NAME="Debian GNU/Linux"
VERSION_ID="12"
VERSION="12 (bookworm)"
VERSION_CODENAME=bookworm
ID=debian
HOME_URL="https://www.debian.org/"
SUPPORT_URL="https://www.debian.org/support"
BUG_REPORT_URL="https://bugs.debian.org/"

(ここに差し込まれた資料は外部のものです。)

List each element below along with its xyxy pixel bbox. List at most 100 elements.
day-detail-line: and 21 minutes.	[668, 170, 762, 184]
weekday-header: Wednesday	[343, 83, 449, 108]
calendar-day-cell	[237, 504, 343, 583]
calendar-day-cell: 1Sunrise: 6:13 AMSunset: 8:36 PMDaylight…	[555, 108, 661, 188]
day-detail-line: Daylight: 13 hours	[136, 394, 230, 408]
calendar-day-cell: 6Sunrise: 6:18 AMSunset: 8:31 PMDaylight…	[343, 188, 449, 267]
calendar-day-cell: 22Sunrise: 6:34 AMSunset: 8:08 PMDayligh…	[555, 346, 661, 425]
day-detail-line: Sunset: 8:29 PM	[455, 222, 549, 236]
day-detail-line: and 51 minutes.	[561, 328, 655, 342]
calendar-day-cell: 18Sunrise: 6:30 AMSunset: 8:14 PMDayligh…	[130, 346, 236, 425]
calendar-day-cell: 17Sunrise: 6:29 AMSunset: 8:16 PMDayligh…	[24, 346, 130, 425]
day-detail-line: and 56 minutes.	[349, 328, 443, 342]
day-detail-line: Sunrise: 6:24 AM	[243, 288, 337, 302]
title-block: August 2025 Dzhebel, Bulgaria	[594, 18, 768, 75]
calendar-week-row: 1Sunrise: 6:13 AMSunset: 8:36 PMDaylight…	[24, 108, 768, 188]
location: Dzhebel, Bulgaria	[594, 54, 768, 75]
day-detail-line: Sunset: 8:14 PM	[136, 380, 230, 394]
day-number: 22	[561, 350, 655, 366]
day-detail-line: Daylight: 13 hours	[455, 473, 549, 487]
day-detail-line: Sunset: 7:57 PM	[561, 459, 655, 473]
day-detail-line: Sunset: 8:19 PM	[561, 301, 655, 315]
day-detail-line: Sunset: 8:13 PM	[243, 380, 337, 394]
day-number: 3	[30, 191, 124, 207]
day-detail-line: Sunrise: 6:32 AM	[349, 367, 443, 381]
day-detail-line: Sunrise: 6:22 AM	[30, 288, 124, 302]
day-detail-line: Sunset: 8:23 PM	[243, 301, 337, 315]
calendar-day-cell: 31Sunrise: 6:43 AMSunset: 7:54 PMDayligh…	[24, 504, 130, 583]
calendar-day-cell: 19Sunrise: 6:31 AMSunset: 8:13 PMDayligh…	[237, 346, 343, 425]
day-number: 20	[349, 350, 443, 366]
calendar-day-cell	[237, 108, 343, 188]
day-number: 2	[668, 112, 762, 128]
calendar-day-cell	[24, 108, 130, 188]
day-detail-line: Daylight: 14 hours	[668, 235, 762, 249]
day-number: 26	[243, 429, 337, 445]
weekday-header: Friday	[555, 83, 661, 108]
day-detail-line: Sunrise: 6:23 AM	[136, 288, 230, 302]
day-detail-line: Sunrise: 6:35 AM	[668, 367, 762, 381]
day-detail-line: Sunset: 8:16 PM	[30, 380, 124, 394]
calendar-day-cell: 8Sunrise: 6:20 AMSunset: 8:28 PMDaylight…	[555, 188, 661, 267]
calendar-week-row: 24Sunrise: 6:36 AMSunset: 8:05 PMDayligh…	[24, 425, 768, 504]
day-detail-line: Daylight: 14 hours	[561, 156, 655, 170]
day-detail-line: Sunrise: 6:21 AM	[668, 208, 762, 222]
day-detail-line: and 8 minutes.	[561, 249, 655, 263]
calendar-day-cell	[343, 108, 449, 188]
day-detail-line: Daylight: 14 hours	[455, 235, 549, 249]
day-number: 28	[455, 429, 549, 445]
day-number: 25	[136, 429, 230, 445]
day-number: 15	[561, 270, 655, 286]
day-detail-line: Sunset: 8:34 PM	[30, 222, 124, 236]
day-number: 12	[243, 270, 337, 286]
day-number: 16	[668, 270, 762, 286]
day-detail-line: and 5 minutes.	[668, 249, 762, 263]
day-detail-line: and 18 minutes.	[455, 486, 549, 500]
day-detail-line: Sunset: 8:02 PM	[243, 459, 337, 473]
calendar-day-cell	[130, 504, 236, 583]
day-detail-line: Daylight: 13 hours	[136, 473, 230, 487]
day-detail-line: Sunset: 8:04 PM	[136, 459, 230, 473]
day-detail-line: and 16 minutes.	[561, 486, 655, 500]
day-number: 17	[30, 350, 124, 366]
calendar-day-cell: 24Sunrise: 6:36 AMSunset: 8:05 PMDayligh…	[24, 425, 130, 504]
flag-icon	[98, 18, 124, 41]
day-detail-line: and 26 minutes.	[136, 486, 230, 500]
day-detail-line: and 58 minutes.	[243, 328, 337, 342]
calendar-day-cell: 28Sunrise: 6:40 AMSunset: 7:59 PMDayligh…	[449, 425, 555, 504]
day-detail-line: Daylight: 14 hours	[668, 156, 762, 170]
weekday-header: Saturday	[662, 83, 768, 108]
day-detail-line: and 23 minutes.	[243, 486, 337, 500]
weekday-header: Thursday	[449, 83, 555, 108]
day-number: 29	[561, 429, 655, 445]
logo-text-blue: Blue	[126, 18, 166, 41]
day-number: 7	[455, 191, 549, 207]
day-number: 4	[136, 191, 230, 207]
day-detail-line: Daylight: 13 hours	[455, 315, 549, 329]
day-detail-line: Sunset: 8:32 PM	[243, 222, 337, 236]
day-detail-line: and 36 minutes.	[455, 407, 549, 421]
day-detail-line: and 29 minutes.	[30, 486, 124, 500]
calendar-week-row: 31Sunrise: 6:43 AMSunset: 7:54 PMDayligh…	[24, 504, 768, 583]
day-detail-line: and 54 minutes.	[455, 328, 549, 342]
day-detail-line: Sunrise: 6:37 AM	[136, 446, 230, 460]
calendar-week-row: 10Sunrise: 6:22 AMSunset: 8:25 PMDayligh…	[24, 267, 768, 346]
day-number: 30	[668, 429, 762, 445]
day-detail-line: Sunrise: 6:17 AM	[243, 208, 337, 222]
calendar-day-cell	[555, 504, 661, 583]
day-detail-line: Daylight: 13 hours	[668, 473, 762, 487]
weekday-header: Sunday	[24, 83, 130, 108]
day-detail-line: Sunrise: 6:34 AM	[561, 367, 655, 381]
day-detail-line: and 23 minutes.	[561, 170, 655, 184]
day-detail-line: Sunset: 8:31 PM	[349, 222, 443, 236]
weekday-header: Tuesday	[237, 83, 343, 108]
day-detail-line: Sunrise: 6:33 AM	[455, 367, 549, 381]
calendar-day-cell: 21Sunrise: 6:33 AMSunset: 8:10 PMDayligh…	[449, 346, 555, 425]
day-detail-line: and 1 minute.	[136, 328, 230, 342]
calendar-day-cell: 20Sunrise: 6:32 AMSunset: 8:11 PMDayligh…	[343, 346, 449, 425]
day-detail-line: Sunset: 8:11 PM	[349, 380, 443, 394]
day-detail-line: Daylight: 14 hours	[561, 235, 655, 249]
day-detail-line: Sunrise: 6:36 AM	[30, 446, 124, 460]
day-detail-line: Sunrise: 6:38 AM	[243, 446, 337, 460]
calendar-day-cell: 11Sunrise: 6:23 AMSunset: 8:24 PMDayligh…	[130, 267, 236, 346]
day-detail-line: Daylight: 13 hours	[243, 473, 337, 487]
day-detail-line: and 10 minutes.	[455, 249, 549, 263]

このコンテナは Debian GNU/Linux をベースに作成されています。つまり、Debian GNU/Linux と同じように扱うことができます。
ディレクトリ・ファイル構成
プロジェクトのファイル構成を表示してみます。
$ tree -L 3
.
├── Cargo.lock
├── Cargo.toml
├── Dockerfile
├── src
│ └── main.rs
└── target
├── CACHEDIR.TAG
└── debug
├── app
├── app.d
├── build
├── deps
├── examples
└── incremental
まとめ
WSL Ubuntu の Docker 環境で、Dockerfile からビルドした Rust Rocket Web サービスのカスタムコンテナを起動することができました。
クラウド開発においては、Dockerfile の理解は重要です。自動ビルドツールもありますが、手動で書く必要があるケースもあります。Ubuntu を使うと Linux の知識も身に付きます。最初は難しく感じるかもしれませんが、徐々に進めていけば自信を持って書けるようになります。
どうでしたか? WSL Ubuntu で、Rust Rocket Web アプリケーションを手軽に実行することができます。ぜひお試しください。今後も Rust の開発環境などを紹介していきますので、ぜひお楽しみにしてください。